Red Hat OpenShift AI

Automation with data science pipelines

Data science pipelines can be a game-changer for AI model development. By breaking down complex tasks into smaller, manageable steps, we can optimize each part of the process, ensuring that our models are trained and validated. Additionally, pipelines can help us maintain consistent results by versioning inputs and outputs, allowing us to track changes and identify potential issues.

This course is tailored for infrastructure solution architects and engineers who are tasked with deploying and managing data science pipelines on the OpenShift AI platform. By the end of this course, learners will have a solid understanding of how to deploy resources and support data scientists who will use RHOAI to design, build, and maintain efficient and effective data science pipelines in an OpenShift AI environment.

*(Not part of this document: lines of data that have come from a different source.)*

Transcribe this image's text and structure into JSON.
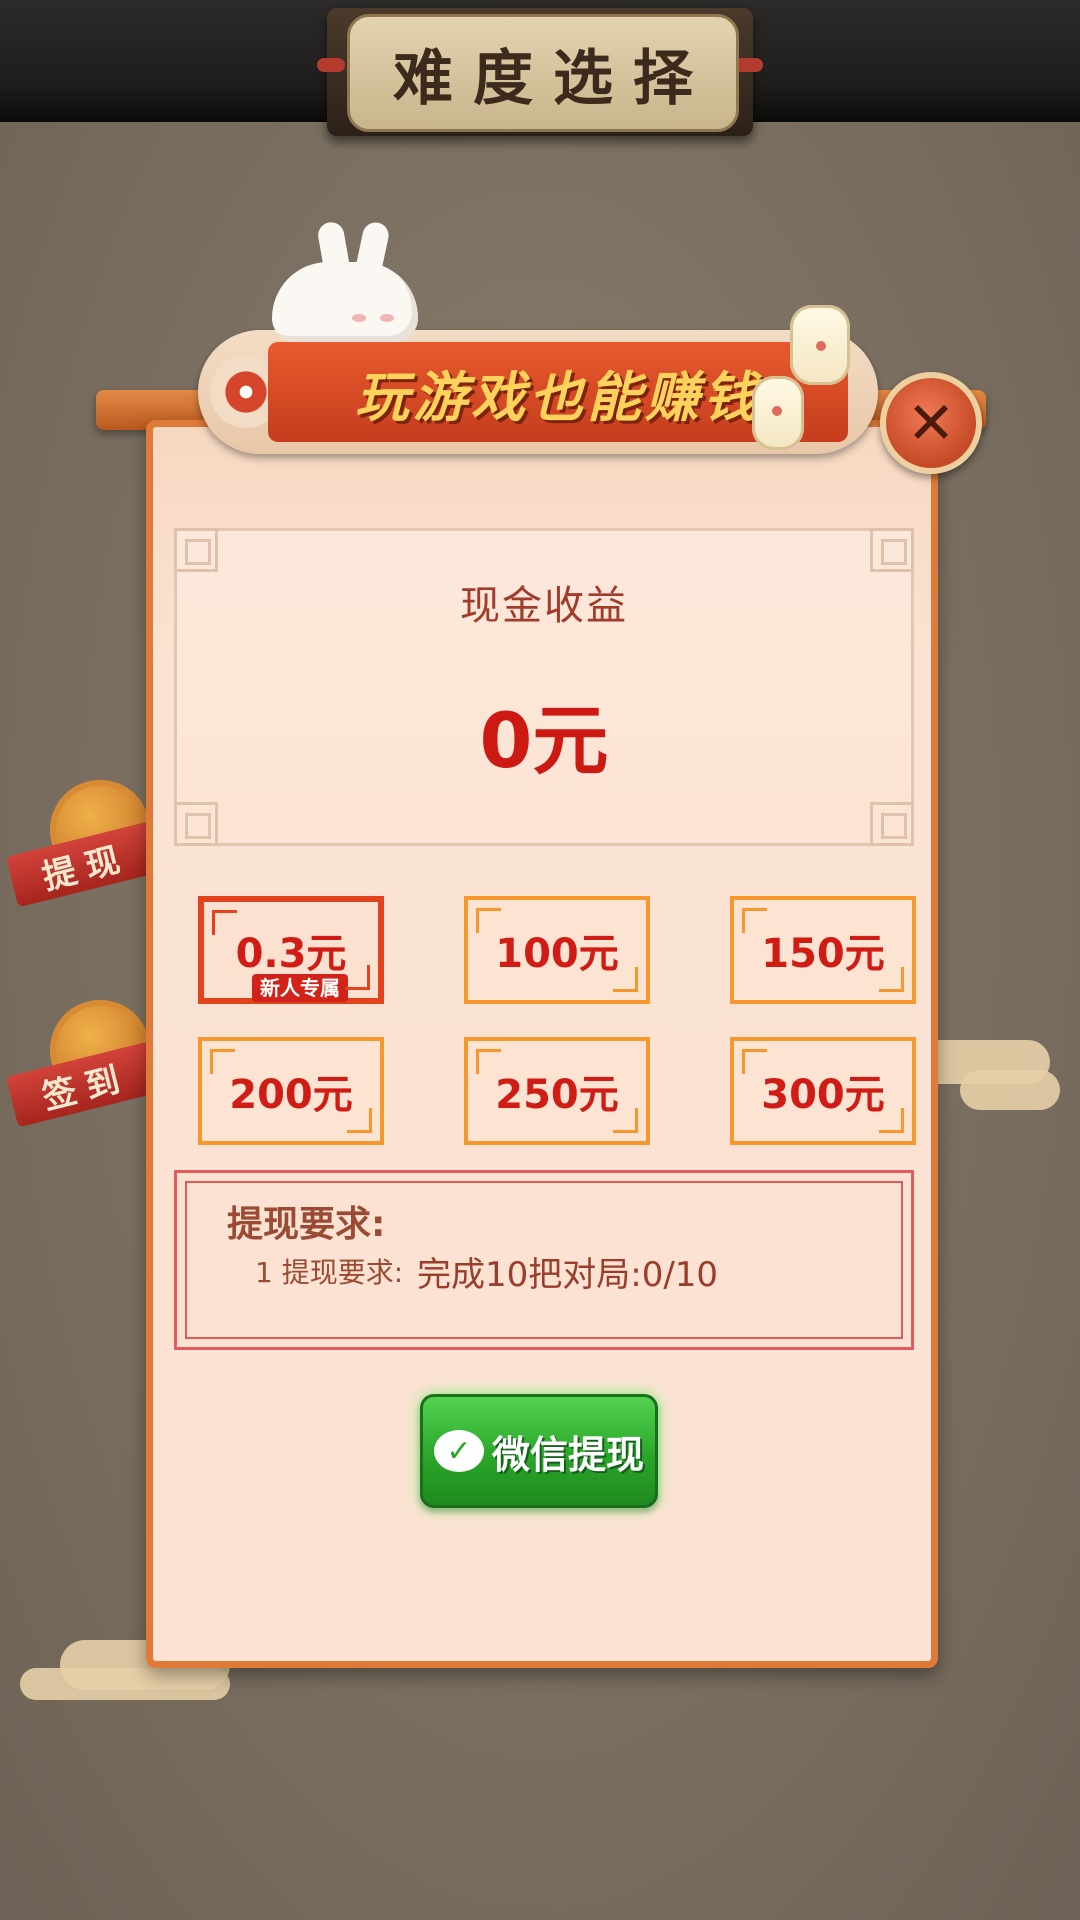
{
  "header": {
    "title": "难度选择"
  },
  "side_buttons": {
    "withdraw_label": "提现",
    "signin_label": "签到"
  },
  "dialog": {
    "banner_text": "玩游戏也能赚钱",
    "close_icon": "✕",
    "earnings": {
      "label": "现金收益",
      "value": "0元"
    },
    "amount_options": [
      {
        "label": "0.3元",
        "tag": "新人专属",
        "selected": true
      },
      {
        "label": "100元"
      },
      {
        "label": "150元"
      },
      {
        "label": "200元"
      },
      {
        "label": "250元"
      },
      {
        "label": "300元"
      }
    ],
    "requirements": {
      "title": "提现要求:",
      "items": [
        {
          "prefix": "1 提现要求:",
          "detail": "完成10把对局:0/10"
        }
      ]
    },
    "wechat_button": {
      "label": "微信提现"
    }
  },
  "colors": {
    "accent_red": "#cc1a12",
    "option_border": "#f7982d",
    "selected_border": "#e2421e",
    "wechat_green": "#2ba62a",
    "panel_border": "#e07a38"
  }
}
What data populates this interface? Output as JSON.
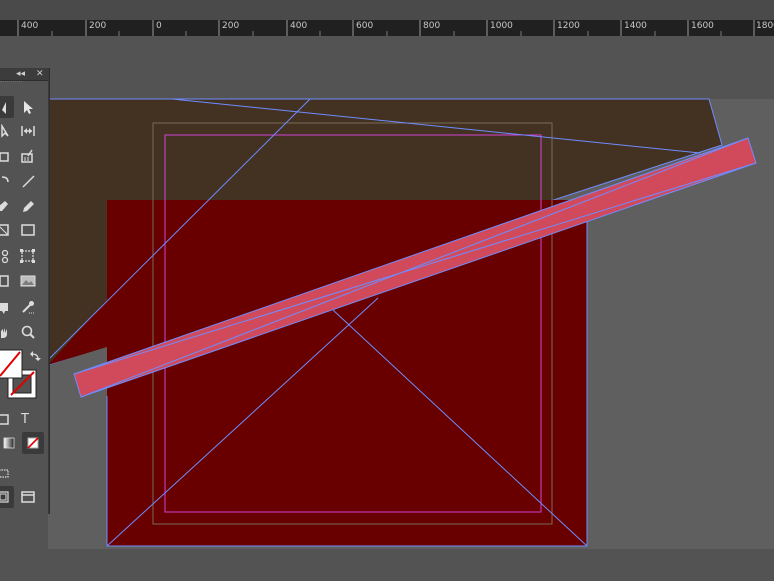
{
  "app": "InDesign",
  "ruler": {
    "labels": [
      "400",
      "200",
      "0",
      "200",
      "400",
      "600",
      "800",
      "1000",
      "1200",
      "1400",
      "1600",
      "1800"
    ]
  },
  "toolbox": {
    "collapse_glyph": "◂◂",
    "close_glyph": "✕",
    "type_tool_glyph": "T",
    "tools": [
      "selection-tool",
      "direct-selection-tool",
      "page-tool",
      "gap-tool",
      "content-collector-tool",
      "content-placer-tool",
      "line-tool",
      "pen-tool",
      "pencil-tool",
      "rectangle-frame-tool",
      "rectangle-tool",
      "scissors-tool",
      "free-transform-tool",
      "gradient-swatch-tool",
      "gradient-feather-tool",
      "note-tool",
      "eyedropper-tool",
      "hand-tool",
      "zoom-tool",
      "fill-stroke-swatches",
      "swap-fill-stroke",
      "format-container",
      "format-text",
      "apply-color",
      "apply-gradient",
      "apply-none",
      "view-mode",
      "screen-mode"
    ]
  },
  "colors": {
    "pasteboard": "#535353",
    "spread_brown": "#433221",
    "page_red": "#680000",
    "bar_pink": "#d14a5c",
    "frame_blue": "#6f8cff",
    "margin_magenta": "#d341d6"
  }
}
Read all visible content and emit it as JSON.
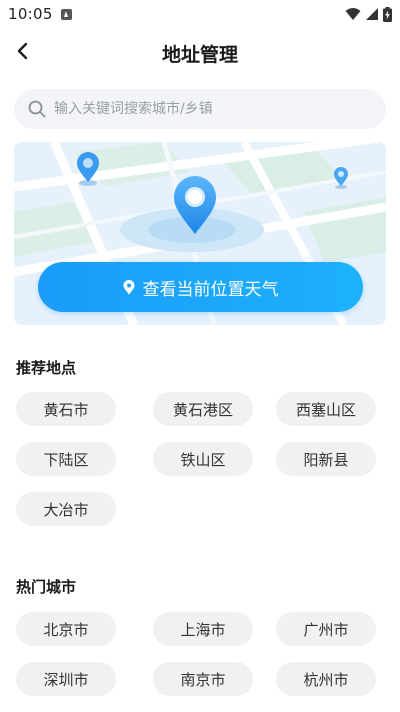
{
  "status": {
    "time": "10:05"
  },
  "header": {
    "title": "地址管理"
  },
  "search": {
    "placeholder": "输入关键词搜索城市/乡镇"
  },
  "map": {
    "locate_label": "查看当前位置天气"
  },
  "recommended": {
    "title": "推荐地点",
    "items": [
      "黄石市",
      "黄石港区",
      "西塞山区",
      "下陆区",
      "铁山区",
      "阳新县",
      "大冶市"
    ]
  },
  "hot": {
    "title": "热门城市",
    "items": [
      "北京市",
      "上海市",
      "广州市",
      "深圳市",
      "南京市",
      "杭州市"
    ]
  },
  "colors": {
    "accent": "#1a9cf8",
    "chip_bg": "#f0f1f3",
    "search_bg": "#f2f4f7"
  }
}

Let’s explore how pipelines can help us optimize training tasks, manage caching steps, and create more maintainable and reusable workloads.

Prerequisites

  • Basic knowledge of OpenShift administration

  • Theory of user and role administration

  • Working knowledge of OpenShift AI components

  • Basic experience with Python code snippets & Jupyter notebooks

Objectives

The overall objectives of this course include:

  • Understand how pipelines can make model development more efficient.

  • Define the terms and components in RHOAI used to organize and view pipelines.

  • Configure a pipeline server in a RHOAI data science project.

  • Build and submit a pipeline using the Elyra plugin for Jupyter Notebooks.

  • Execute the import of a pipeline into the data science pipelines.

  • Create a pipeline run and schedule recurring pipeline runs.

  • Use the data science pipeline dashboard to analyze the status of pipeline experiments and executions, and artifacts.